Mais surtout, l'organisation des Vitiaz, par son projet pédagogique et ses méthodes (réunions systématiques dans les locaux des paroisses – Rue Daru, Boulevard Exelmans, Rue Lecourbe, Asnières, la cathédrale de Nice, et même, depuis peu, Rue Olivier-de-Serres, « fief » de l’ACER – avec rendez-vous le matin aux offices, vie de prière au camp au moins deux fois par jour à la chapelle et prière avant et après chaque repas, en plus des liturgies fréquentes, cours de chant liturgique, de pratique liturgique pour acolytes, catéchèse) comme l‘ACER, entretenait la vie religieuse des familles pratiquantes et y initiait les familles moins pratiquantes. Pour ces dernières, l'apprentissage de l'histoire, de la géographie, du folklore, de tout l'héritage russe et même des traditions militaires, servait souvent d'accroche pour attirer des jeunes et leurs parents dans un milieu pratiquant l’ecclésialisation de la vie. C'est ainsi que d'innombrables Vitiaz devinrent chanteurs, acolytes, lecteurs, chefs de chœur, où simples paroissiens indispensables à la vie de leur communauté. Certains devinrent diacres et prêtres. Mgr. Elisée (Germain) dans son discours d’investiture, racontant son évolution personnelle, illustra précisément ce type de parcours depuis son enfance au camp de Laffrey, où il découvrit déjà sa vocation, jusqu’ à sa consécration épiscopale, en passant par toutes les activités des Vitiaz et sa formation – par plusieurs Vitiaz – auprès de l'autel dans le rang des acolytes et sous-diacres de la cathédrale. Pour ce nouvel évêque les expériences au sein des Vitiaz et au sein de l'église, en particulier au sein de l’Archevêché, étaient devenus complètement indissociables.

En compétition dans leur course à servir au mieux la cause de leur devise restée commune après 1934 – « Pour la Russie et pour la Foi » – l'Action Chrétienne des Etudiants Russes et l'Organisation des Vitiaz doivent être vues comme complémentaires plutôt qu’adversaires.
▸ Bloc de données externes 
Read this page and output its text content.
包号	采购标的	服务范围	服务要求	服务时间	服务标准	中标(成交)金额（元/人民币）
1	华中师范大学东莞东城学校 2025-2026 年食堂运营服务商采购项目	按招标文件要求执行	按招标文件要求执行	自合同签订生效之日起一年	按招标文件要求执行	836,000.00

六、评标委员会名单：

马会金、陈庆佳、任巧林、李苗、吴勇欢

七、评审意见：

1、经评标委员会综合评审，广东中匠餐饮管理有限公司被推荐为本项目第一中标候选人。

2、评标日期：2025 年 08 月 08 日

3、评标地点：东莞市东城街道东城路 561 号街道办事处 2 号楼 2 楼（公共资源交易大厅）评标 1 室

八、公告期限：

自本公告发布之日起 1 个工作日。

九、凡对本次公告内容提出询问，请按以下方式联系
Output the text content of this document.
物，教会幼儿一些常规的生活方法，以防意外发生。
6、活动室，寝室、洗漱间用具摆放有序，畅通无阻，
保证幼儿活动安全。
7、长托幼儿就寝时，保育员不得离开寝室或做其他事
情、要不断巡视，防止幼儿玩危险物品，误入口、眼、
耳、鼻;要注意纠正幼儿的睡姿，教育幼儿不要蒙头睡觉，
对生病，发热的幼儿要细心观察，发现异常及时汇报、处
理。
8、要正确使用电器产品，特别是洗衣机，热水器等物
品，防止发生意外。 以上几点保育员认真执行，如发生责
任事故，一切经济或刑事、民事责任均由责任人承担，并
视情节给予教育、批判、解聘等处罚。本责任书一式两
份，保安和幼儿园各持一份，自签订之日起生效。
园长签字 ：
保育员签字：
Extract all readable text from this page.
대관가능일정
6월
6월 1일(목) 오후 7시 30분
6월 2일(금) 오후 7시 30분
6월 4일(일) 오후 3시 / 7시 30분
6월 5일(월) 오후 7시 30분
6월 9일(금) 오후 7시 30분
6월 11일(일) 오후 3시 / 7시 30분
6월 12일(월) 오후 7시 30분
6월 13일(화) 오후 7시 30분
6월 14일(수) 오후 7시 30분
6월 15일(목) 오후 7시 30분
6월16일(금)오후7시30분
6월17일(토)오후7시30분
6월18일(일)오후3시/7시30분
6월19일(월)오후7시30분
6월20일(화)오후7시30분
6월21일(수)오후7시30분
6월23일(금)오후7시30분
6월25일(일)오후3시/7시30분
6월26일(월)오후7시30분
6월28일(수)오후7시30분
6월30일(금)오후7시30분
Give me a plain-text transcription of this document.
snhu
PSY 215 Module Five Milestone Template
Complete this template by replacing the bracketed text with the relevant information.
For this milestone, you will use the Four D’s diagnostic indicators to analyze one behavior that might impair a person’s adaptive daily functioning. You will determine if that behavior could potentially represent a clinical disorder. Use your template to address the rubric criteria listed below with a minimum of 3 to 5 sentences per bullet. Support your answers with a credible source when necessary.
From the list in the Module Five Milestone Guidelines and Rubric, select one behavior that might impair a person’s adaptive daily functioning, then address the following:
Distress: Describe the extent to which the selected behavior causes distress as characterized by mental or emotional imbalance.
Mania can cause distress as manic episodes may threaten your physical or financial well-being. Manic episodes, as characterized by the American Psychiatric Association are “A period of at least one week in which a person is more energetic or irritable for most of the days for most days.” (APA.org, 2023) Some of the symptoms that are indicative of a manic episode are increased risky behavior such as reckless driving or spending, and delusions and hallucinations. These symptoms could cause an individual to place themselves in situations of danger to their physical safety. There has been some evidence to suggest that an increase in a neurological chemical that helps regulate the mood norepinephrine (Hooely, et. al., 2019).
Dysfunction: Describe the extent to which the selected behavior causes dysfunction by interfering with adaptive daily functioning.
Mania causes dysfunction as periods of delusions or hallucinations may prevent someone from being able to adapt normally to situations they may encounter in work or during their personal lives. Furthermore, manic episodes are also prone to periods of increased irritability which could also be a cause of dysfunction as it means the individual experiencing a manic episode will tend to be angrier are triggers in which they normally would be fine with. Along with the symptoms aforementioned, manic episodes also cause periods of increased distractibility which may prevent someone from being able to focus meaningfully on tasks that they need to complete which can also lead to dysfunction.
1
La plupart de leurs membres ont toujours entretenu des rapports de proche amitié allant jusqu'aux mariages. Les frères jumeaux Alexandre et André Schmemann, chacun président respectivement de l'ACER et les Vitiaz symbolisent cette complémentarité. Mgr. Alexandre Semenoff-Tian-Chansky aimait comparer les deux organisations à deux régiments de la Garde Impériale russe, rivalisant d'exploits sur le champ de bataille mais afin d’atteindre des victoires pour la même cause. L’Archevêché inspira en grande partie cette compétition et en fut récompensé.